El corazón es la fortaleza de los afectos
y conducta. Tal es la actitud del Espíritu
de Cristo. A la mansedumbre se
opone la ira, el ser áspero;
a la humildad, la soberbia.

 Sabemos que el magisterio de estos
religiosos llamados fariseos
y doctores de la ley era soberbio
y buscaban con ello la gloria
unos de otros:

¿Cómo podéis vosotros creer,
pues recibís gloria los unos
de los otros, y no buscáis la gloria
que viene del Dios único?

De ahí, fácilmente, el tono áspero
e iracundo contra todo el que no
se sometiera a sus lecciones.
Prueba de ello es su odio a Cristo.

Más todo lo opuesto es el magisterio de Él.

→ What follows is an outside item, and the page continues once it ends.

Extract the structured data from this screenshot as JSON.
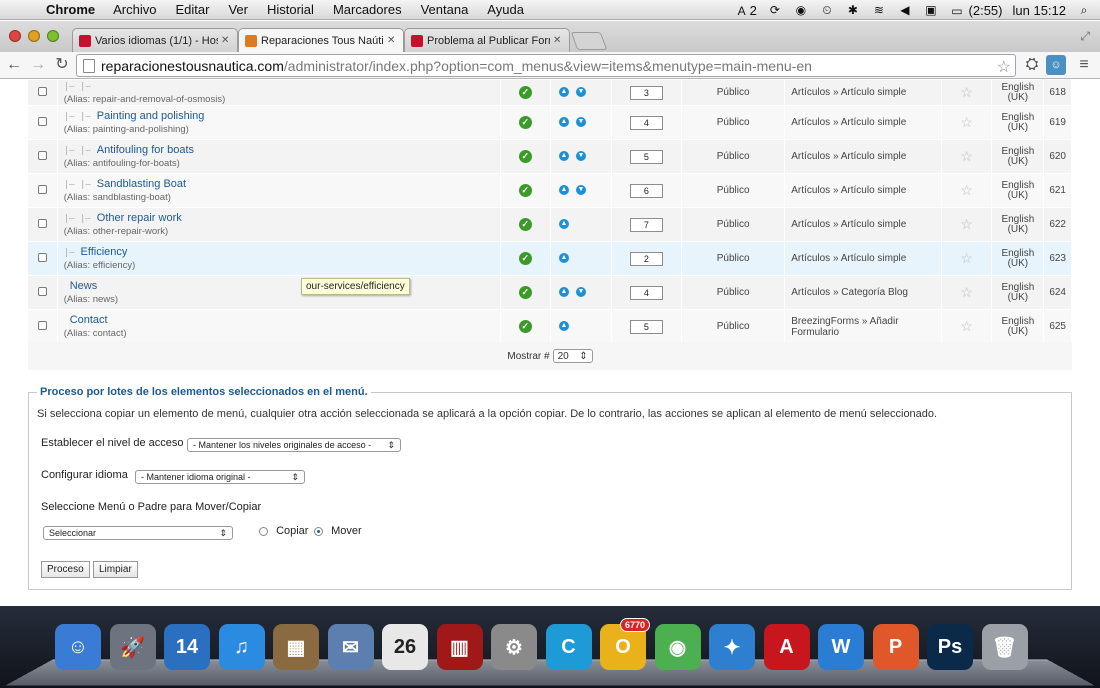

Jesús, promete a los que sigan
sus enseñanzas y tomen su yugo;
“hallaréis descanso para vuestras almas.”
Porque no sólo su “yugo es fácil”
y su “carga ligera,” Sino que da
vida abundante; “yo he venido para
que tengan vida y la tengan
en abundancia” Juan 10:10

Las palabras de Cristo,
es decir su doctrina,
son espíritu y vida;
“porque el pan de dios es
el que baja del cielo y da
la vida al mundo Juan 6:33.

¿Qué debemos hacer?

aprender de Cristo, para ser mansos
y humildes de corazón, debemos
librarnos de los deseos de ser
estimados, ser tan amados,
ser buscados, ser alabados,
ser honrados, ser preferidos a otros,
ser consultados, ser aprobados,
ser halagados.

 Como además no tener temor de
ser rechazados, ser olvidados,
ser puesto en ridículo, ser burlados,
ser injuriados, que los otros sean
más queridos que yo, y tampoco
debemos preocuparnos de que
los otros puedan crecer en la
opinión del mundo y yo disminuir,
que los otros sean alabados y yo
criticado, que los otros sean preferidos
a mí en todo y yo postergado,
que los otros puedan ser más
santos que yo con tal de que yo sea
todo lo santo que Dios quiera.

Frente a una tarea tan difícil,
nos queda solamente la
oración suplicando:

Jesús, haz mi corazón semejante al tuyo,
“manso y humilde”, porque también
necesito hallar descanso para mi alma.